I could not attend the annual Frontline  Defenders awards ceremony which coincided with the Camino so I decided instead to wear their tee shirt. A number of pilgrims decided to look up the cause on the web on their return. Mel from Manchester took a more direct approach and produced a generous donation of sterling which is somewhere in the bottom of my rucksack. As soon as I unpack, I will send it into Charlie Lansom in Frontline in Blackrock. He will get bigger donations this year, I hope, but few more travelled.
 

 


Botafumeiro – the giant incense burner in the Cathedral of Santiago – at the Mass for Priests

Phil and I were greeted by Brian and Barry as they emerged from the 12.00 noon Pilgrims Mass.

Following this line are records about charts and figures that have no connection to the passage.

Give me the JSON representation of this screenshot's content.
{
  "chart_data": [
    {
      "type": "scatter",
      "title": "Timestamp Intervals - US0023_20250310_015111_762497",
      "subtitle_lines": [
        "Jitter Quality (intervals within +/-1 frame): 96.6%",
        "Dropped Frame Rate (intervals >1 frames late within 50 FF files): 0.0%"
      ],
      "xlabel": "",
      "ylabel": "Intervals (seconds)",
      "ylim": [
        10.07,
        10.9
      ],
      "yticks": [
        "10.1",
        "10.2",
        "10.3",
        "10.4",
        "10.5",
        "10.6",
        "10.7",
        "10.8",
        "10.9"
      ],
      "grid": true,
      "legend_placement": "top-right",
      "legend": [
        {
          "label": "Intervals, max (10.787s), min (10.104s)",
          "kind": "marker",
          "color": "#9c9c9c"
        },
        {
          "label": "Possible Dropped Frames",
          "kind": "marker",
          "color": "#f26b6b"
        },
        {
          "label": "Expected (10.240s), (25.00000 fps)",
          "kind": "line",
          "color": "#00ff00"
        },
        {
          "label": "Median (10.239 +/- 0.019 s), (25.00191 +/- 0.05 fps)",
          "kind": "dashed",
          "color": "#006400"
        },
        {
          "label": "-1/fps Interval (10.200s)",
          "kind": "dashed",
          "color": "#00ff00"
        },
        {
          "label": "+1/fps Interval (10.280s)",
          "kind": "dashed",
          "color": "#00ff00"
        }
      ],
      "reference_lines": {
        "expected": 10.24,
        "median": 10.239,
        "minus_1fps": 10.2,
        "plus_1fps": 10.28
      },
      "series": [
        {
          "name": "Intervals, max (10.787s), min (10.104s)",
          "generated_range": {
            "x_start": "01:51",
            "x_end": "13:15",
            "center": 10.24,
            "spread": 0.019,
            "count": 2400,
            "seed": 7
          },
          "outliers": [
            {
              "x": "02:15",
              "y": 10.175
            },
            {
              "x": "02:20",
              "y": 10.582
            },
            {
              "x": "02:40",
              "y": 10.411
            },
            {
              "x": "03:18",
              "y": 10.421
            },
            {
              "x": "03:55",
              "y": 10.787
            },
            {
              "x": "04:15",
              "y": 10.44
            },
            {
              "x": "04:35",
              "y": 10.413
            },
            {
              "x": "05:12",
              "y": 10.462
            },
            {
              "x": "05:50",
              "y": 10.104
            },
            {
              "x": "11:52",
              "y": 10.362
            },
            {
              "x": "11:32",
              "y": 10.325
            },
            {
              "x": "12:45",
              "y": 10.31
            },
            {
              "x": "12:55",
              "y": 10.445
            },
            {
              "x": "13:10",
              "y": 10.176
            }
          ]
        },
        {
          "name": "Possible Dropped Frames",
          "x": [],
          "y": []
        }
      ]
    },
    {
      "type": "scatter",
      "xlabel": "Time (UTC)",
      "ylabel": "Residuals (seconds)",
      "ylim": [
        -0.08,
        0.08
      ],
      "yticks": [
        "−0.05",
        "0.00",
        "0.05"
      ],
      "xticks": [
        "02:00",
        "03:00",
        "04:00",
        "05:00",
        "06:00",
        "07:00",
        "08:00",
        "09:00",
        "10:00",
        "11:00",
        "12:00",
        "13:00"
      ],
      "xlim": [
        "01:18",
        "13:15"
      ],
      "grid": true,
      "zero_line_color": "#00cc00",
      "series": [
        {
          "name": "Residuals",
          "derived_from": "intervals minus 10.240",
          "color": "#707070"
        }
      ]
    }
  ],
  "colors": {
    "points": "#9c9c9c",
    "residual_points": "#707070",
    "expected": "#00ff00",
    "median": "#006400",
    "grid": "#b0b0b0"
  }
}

They had witnessed the star event in Santiago, the lighting of the giant thurible which we had expected yesterday at our own Pilgrims Mass. Being Ascension Thursday we expected fireworks, literally, but got none.

But we were in for a surprise. Today was the feast of St. John of Avila, better known to us as St. John of the Cross who is the patron saint of priests, in Spain at least. We decided to attend the 1.00pm Mass and were treated to two bishops and somewhere between one and two hundred priests, and wonderful singing. Happy memories of my days in the Monastery flooded back to the echoes of Gregorian chant. As the Botafumeiro flew over our heads we just hoped the lad on the rope wasn’t having a bad day.

Day 8 Santiago – Pilgrims Mass – Thursday 9th May 2013
 
 

Did I say our lodgings were damp on our first night in Santiago?

As usual we were up early and packed by 8.00 am and we moved to more expensive but vastly superior accommodation in the Hotel de Aliaga on Rua Aliaga Arriba, about five minutes from the Cathedral.

Taking no chances, Phil and I took our places in the Cathdedral at 10.30 for the 12.00 noon Pilgrims Mass. We were hoping to see the giant thurible, the Botafumeiro in action. Despite it being Ascension Thursday, sadly we did not.  I enjoyed the serenity of the Cathedral, other than the rock band warming up outside in the Cathedral Square during the Mass.

But it was cold, very cold inside. So much that when we repaired to a café I added an amaretto to it on purely medicinal grounds.
 


Barry, Josephine and Joe in the picture, and myself (taking the picture) decided to go on a tour of the Museum and the Cathedral. It was money very well spent. Later on, we were about to embark on a roof top tour of the Cathedral when the rock band struck up again and we could not hear ourselves. The apologetic guides returned our ticket prices. It seemed they enjoyed the noise even less than we did.
 


View from the cloister. We were impressed by the Cathedral. So much so we shelved the idea of spending the next day in A Coruna in favour of exploring further the delights of Santiago and its many churches.